Truck rentals, which were firming up on improving trade, are also set to fall 6-8% in April, said the Indian Foundation for Transport Research & Training.
SP Singh, a senior fellow & coordinator at the foundation, told ET that the demand till March 31 was very healthy, but over the last 10 days, there had been a drop in business of 15-20%.
“The trucks are being moved from long-haulage trucks to agri products. Despatches from the factory gates have dropped and the load availability has come down. Thankfully, there is a compensatory load of harvest or else the drop would have been even steeper,” added Singh.
The load offtake from the wholesale market of the National Capital Region has seen a 30-50% drop. The NCR hub serves basic needs for the neighbouring states of Haryana, Rajasthan, Punjab, UP and Himachal Pradesh, but there are trucks lying idle, said Singh.
We feel there will be a minimum impact of 20% on load carriage, which may take away a couple of billion dollars in revenue for the logistics sector for the monthJasjit Sethi, chief executive, Transport Corporation of India
The truck fleet utilisation had peaked to 85% in March, which was better than the pre-Covid levels, but has now dropped to 70%, according to truckers.

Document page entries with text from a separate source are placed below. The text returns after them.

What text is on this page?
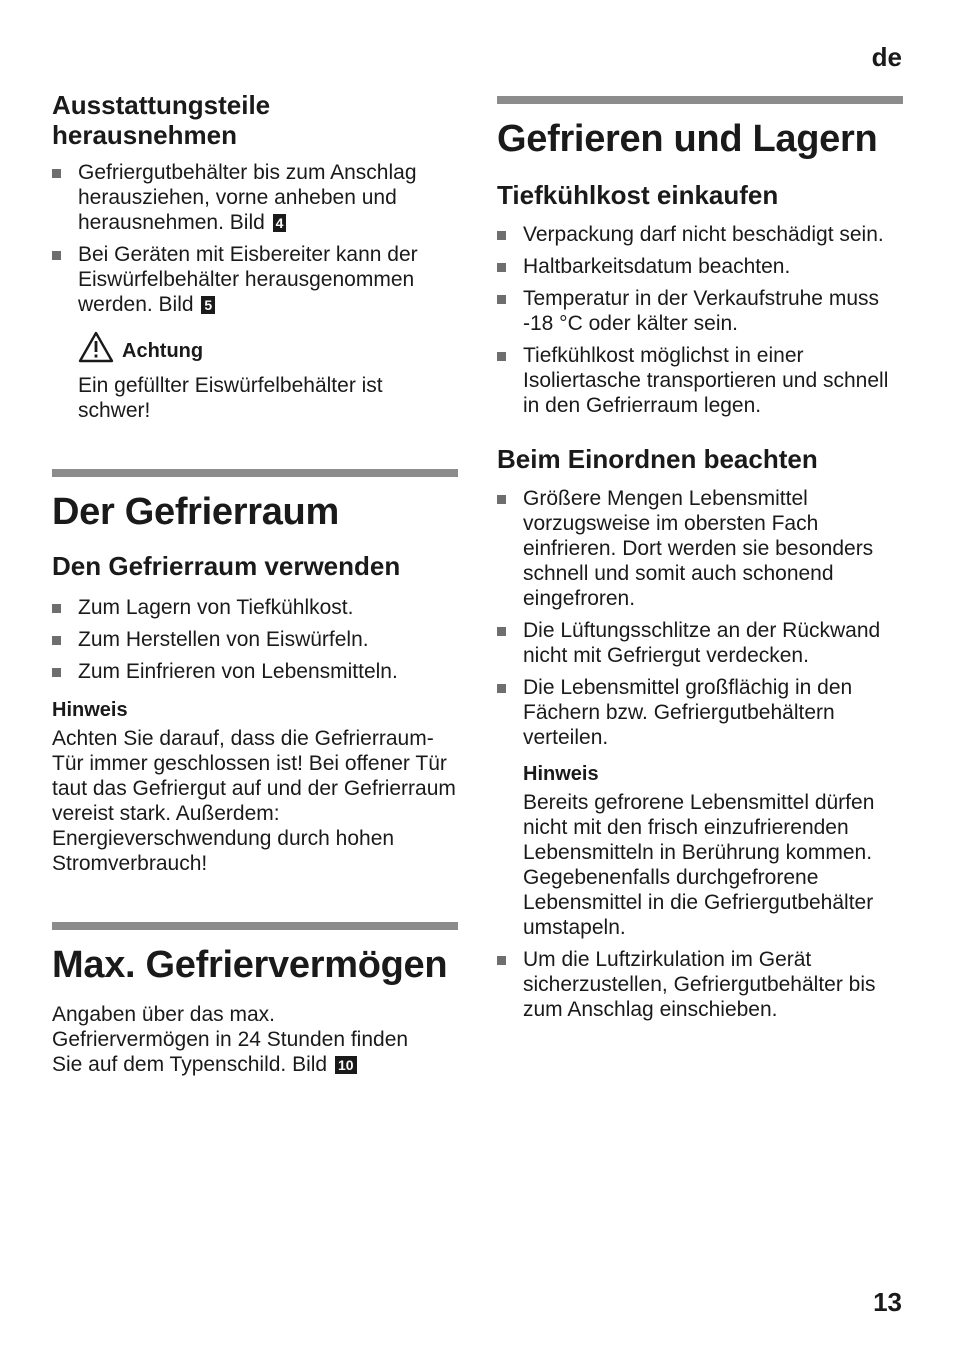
de
Ausstattungsteile herausnehmen
Gefriergutbehälter bis zum Anschlag herausziehen, vorne anheben und herausnehmen. Bild 4
Bei Geräten mit Eisbereiter kann der Eiswürfelbehälter herausgenommen werden. Bild 5
Achtung

Ein gefüllter Eiswürfelbehälter ist schwer!

Der Gefrierraum
Den Gefrierraum verwenden
Zum Lagern von Tiefkühlkost.
Zum Herstellen von Eiswürfeln.
Zum Einfrieren von Lebensmitteln.
Hinweis

Achten Sie darauf, dass die Gefrierraum-Tür immer geschlossen ist! Bei offener Tür taut das Gefriergut auf und der Gefrierraum vereist stark. Außerdem: Energieverschwendung durch hohen Stromverbrauch!

Max. Gefriervermögen

Angaben über das max. Gefriervermögen in 24 Stunden finden Sie auf dem Typenschild. Bild 10

Gefrieren und Lagern
Tiefkühlkost einkaufen
Verpackung darf nicht beschädigt sein.
Haltbarkeitsdatum beachten.
Temperatur in der Verkaufstruhe muss -18 °C oder kälter sein.
Tiefkühlkost möglichst in einer Isoliertasche transportieren und schnell in den Gefrierraum legen.
Beim Einordnen beachten
Größere Mengen Lebensmittel vorzugsweise im obersten Fach einfrieren. Dort werden sie besonders schnell und somit auch schonend eingefroren.
Die Lüftungsschlitze an der Rückwand nicht mit Gefriergut verdecken.
Die Lebensmittel großflächig in den Fächern bzw. Gefriergutbehältern verteilen.
Hinweis

Bereits gefrorene Lebensmittel dürfen nicht mit den frisch einzufrierenden Lebensmitteln in Berührung kommen. Gegebenenfalls durchgefrorene Lebensmittel in die Gefriergutbehälter umstapeln.

Um die Luftzirkulation im Gerät sicherzustellen, Gefriergutbehälter bis zum Anschlag einschieben.
13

“Transport is a dependent business, it is not an independent business … Since truckers will be having lesser trips to run, business is expected to go down by 25%,” said Singh of foundation.
Truckers will be hard-pressed to pay back their EMIs, he added.
Lobby group All India Motor Transport Congress (AIMTC) estimates an up to 50% drop in demand in the sector, resulting in daily lost business of about Rs 315 crore. Other industry stakeholders too expressed fear of the business getting hit due to the lockdowns, but pegged a lower magnitude of impact.
The situation is also causing delays as some companies in Maharashtra are holding trucks for a day before loading goods onto them, as a precaution against infection in case the vehicle has been contaminated, said Sachin Haritash, a director at Chetak Logistics.
Delays are also caused due to checks on state borders for RT-PCR tests for drivers, he said. This causes an artificial shortage of transport capacity in the market, he added.
However, the situation is yet to impact demand for transport from sectors like FMCG, ecommerce and the automobile industry, Haritash said.
A delay in the movement of vehicles may also lead to the expiry of e-way bills in some cases, the AIMTC said. The lobby group demanded priority vaccination for drivers and workers in the transportation business.
“The lockdown rules in some states like Maharashtra and Chhattisgarh will lead to considerable problems in road transportation,” said Vijay Kumar, chief operating officer at lobbying body Express Industry Council of India.
“While last-mile ecommerce is being allowed in Maharashtra, Chhattisgarh has come up with rules that also stop last-mile delivery of goods,” he added.
“In terms of cargo transportation, there has been a clear shift from road to rail in the last 8-9 months,” said Prahlad Tanwar, partner at KPMG.
“The shift has been even more prominent after the increase in fuel prices for vehicles,” he added.